- Developer: Cryo Interactive
- Publishers: EU: Cryo Interactive; NA: DreamCatcher Interactive;
- Directors: Yann Masson Franck Letiec Grégory Joseph Yann Troadec
- Producers: Jean-Martial Lefranc Philippe Ulrich
- Programmer: Grégory Joseph
- Artist: Franck Letiec
- Writer: Yann Masson
- Composer: Farid Russlan
- Platforms: Windows PlayStation Mac OS X
- Release: EU: September 27, 2000; NA: 2000; EU: May 2001 (PS1); WW: April 2012 (Mac);
- Genre: Adventure
- Mode: Single-player

= Egypt II: The Heliopolis Prophecy =

2000 video game

Egypt 2: The Heliopolis Prophecy (Égypte II: La Prophétie d'Héliopolis) is an adventure video game developed and published by Cryo Interactive for the PC and PlayStation in 2000. It was released for Mac OS X in May 2012. Egypt 2 follows Egypt 1156 B.C. and is followed by Egypt III.

==Plot==
The game is set in 1360 BC, and Heliopolis, the City of the Sun, has been struck by a plague. The player's father has also been infected. From a first-person perspective, the player must find a cure and save the father and the rest of Heliopolis.

==Reception==

According to Cryo Interactive's marketing manager Mattieu Saint-Dennis, Egypt 2 sold 180,000 units in Europe alone by December 2000. Of this number, France accounted for 50,000 copies. The game and its predecessor, Egypt 1156 B.C., achieved combined global sales above 700,000 units by February 2004.

Review score
| Publication | Score |
|---|---|
| Jeuxvideo.com | 14/20 |

==Sequel==

Following the 2002 bankruptcy and liquidation of Cryo Interactive, many of its key assets were purchased by DreamCatcher Interactive to form that company's new European branch. Two development teams, including that of the Egypt series, were among these acquisitions. DreamCatcher Europe was established in Paris in January 2003, and the publisher subsequently announced a sequel to Egypt II in April, under the names The Egyptian Prophecy (North America) and Egypt III: The Fate of Ramses (Europe). It was one of several announcements by the company in preparation for the 2003 Electronic Entertainment Expo (E3). Like the publisher's concurrent project Atlantis Evolution, Egypt III was developed internally by DreamCatcher Europe.
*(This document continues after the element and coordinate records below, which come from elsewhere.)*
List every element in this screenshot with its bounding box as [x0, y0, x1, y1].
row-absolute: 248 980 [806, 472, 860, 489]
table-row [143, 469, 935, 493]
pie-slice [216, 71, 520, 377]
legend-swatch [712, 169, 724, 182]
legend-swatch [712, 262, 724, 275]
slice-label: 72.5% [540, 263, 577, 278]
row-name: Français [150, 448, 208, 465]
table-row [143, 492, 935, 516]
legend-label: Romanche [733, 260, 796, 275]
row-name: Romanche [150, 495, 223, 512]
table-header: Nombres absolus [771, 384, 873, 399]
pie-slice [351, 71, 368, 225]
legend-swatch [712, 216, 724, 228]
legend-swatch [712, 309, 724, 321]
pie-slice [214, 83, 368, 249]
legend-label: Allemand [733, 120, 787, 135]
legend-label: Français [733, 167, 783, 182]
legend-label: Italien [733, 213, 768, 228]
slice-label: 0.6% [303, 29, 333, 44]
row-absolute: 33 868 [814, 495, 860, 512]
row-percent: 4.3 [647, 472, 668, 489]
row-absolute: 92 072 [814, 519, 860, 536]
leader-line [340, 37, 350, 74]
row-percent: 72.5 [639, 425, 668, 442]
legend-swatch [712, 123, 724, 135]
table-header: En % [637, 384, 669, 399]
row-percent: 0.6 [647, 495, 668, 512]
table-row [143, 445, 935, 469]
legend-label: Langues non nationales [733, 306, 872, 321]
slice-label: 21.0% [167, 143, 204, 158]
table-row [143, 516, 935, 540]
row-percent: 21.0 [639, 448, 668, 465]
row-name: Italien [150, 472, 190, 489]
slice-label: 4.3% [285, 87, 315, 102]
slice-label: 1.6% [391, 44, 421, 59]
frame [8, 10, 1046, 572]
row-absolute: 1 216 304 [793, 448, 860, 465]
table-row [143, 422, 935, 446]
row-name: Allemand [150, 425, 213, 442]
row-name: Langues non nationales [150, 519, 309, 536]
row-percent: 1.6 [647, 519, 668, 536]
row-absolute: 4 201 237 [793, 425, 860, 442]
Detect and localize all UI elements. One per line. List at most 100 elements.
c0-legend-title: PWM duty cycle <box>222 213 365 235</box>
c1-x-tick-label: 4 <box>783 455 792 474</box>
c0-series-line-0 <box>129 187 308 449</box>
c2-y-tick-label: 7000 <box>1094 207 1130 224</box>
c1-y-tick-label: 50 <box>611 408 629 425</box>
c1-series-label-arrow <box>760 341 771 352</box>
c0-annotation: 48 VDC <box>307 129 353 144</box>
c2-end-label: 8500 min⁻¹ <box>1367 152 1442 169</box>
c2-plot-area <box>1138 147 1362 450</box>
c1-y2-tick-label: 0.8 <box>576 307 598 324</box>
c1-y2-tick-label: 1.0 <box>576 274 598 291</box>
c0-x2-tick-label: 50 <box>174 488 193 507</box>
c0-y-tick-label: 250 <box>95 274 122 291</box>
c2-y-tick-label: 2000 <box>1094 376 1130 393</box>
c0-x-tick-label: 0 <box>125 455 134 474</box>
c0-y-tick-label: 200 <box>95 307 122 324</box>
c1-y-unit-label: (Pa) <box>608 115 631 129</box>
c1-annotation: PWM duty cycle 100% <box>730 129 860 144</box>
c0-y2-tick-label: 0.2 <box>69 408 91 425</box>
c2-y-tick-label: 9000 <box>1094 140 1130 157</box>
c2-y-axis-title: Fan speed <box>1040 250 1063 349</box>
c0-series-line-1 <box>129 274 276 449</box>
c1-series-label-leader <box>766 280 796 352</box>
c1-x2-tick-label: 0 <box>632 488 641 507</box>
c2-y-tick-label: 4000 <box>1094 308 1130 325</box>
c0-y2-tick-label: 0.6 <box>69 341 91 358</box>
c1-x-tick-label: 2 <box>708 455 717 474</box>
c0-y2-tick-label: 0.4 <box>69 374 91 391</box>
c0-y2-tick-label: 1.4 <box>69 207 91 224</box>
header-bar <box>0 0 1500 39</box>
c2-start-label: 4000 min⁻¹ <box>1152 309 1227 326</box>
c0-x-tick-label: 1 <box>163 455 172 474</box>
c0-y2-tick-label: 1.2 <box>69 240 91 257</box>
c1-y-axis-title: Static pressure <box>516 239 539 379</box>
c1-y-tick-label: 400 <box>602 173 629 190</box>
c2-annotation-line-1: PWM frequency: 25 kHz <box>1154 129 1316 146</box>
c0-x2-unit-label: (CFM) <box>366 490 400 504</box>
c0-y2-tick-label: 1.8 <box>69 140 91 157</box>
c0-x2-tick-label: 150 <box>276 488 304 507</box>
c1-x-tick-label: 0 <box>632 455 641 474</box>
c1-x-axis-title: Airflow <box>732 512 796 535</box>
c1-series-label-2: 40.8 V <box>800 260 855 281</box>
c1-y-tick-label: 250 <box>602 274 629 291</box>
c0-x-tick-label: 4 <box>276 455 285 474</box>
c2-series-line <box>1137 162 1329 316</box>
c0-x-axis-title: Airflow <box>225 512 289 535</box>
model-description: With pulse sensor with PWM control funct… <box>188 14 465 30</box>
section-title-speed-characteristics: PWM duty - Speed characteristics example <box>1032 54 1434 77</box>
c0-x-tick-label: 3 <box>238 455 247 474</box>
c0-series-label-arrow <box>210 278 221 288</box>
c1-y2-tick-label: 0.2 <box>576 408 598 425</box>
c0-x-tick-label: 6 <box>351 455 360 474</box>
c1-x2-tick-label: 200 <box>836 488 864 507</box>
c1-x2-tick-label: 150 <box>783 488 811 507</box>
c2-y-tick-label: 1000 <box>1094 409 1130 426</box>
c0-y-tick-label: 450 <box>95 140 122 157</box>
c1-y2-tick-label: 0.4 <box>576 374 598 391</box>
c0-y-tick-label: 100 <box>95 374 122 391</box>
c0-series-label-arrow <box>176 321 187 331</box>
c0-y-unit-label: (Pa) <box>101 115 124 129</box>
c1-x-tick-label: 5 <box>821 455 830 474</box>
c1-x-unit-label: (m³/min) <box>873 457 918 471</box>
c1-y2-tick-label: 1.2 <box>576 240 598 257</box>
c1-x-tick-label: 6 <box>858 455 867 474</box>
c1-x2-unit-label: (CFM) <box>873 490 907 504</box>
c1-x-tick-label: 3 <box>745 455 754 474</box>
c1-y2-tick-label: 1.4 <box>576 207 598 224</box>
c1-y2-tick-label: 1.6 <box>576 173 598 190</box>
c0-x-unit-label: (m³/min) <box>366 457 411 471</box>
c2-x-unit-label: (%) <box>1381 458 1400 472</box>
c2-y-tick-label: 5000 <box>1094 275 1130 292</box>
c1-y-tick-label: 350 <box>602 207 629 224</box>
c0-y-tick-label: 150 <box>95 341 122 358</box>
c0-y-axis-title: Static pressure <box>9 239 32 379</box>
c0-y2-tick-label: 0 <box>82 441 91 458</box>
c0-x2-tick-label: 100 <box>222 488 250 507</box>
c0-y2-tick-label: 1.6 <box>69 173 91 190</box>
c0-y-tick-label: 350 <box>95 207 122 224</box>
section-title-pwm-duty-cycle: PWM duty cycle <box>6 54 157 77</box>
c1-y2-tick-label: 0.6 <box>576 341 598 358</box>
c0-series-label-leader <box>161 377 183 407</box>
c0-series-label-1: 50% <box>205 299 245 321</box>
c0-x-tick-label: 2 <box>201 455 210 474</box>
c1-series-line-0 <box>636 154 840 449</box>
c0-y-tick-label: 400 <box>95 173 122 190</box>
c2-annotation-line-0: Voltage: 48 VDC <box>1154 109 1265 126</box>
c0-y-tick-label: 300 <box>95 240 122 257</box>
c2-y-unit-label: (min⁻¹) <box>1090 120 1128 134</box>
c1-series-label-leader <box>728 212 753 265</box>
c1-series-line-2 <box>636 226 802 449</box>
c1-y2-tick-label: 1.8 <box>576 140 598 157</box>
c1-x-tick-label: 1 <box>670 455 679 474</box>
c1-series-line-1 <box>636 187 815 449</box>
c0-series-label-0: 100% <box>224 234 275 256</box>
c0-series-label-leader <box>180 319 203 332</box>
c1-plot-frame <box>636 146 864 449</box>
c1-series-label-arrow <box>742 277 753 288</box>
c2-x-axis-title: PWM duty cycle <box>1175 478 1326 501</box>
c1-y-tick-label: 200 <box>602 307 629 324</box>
In the summer of 2003, DreamCatcher Europe shuttered the game development divisions it had carried over from Cryo. As a result, Egypt III "seemed destined for cancellation", Adventure Gamers' Johann Walter later noted. A group of those laid off proceeded to found the developer Kheops Studio, led by Benoît Hozjan. The new company opened in September. Since most of the team had already been involved in Egypt III before its development was interrupted, Kheops sought and received a contract from DreamCatcher to complete the game independently. Jeux Video reported in January 2004 that Egypt III had "quietly resumed development" and was nearing completion. The game was released in North America on March 29, 2004.

As Cryo had done for Egypt II, Kheops worked with archeologist Jean-Claude Golvin to increase historical accuracy. Egypt III was targeted primarily at casual gamers.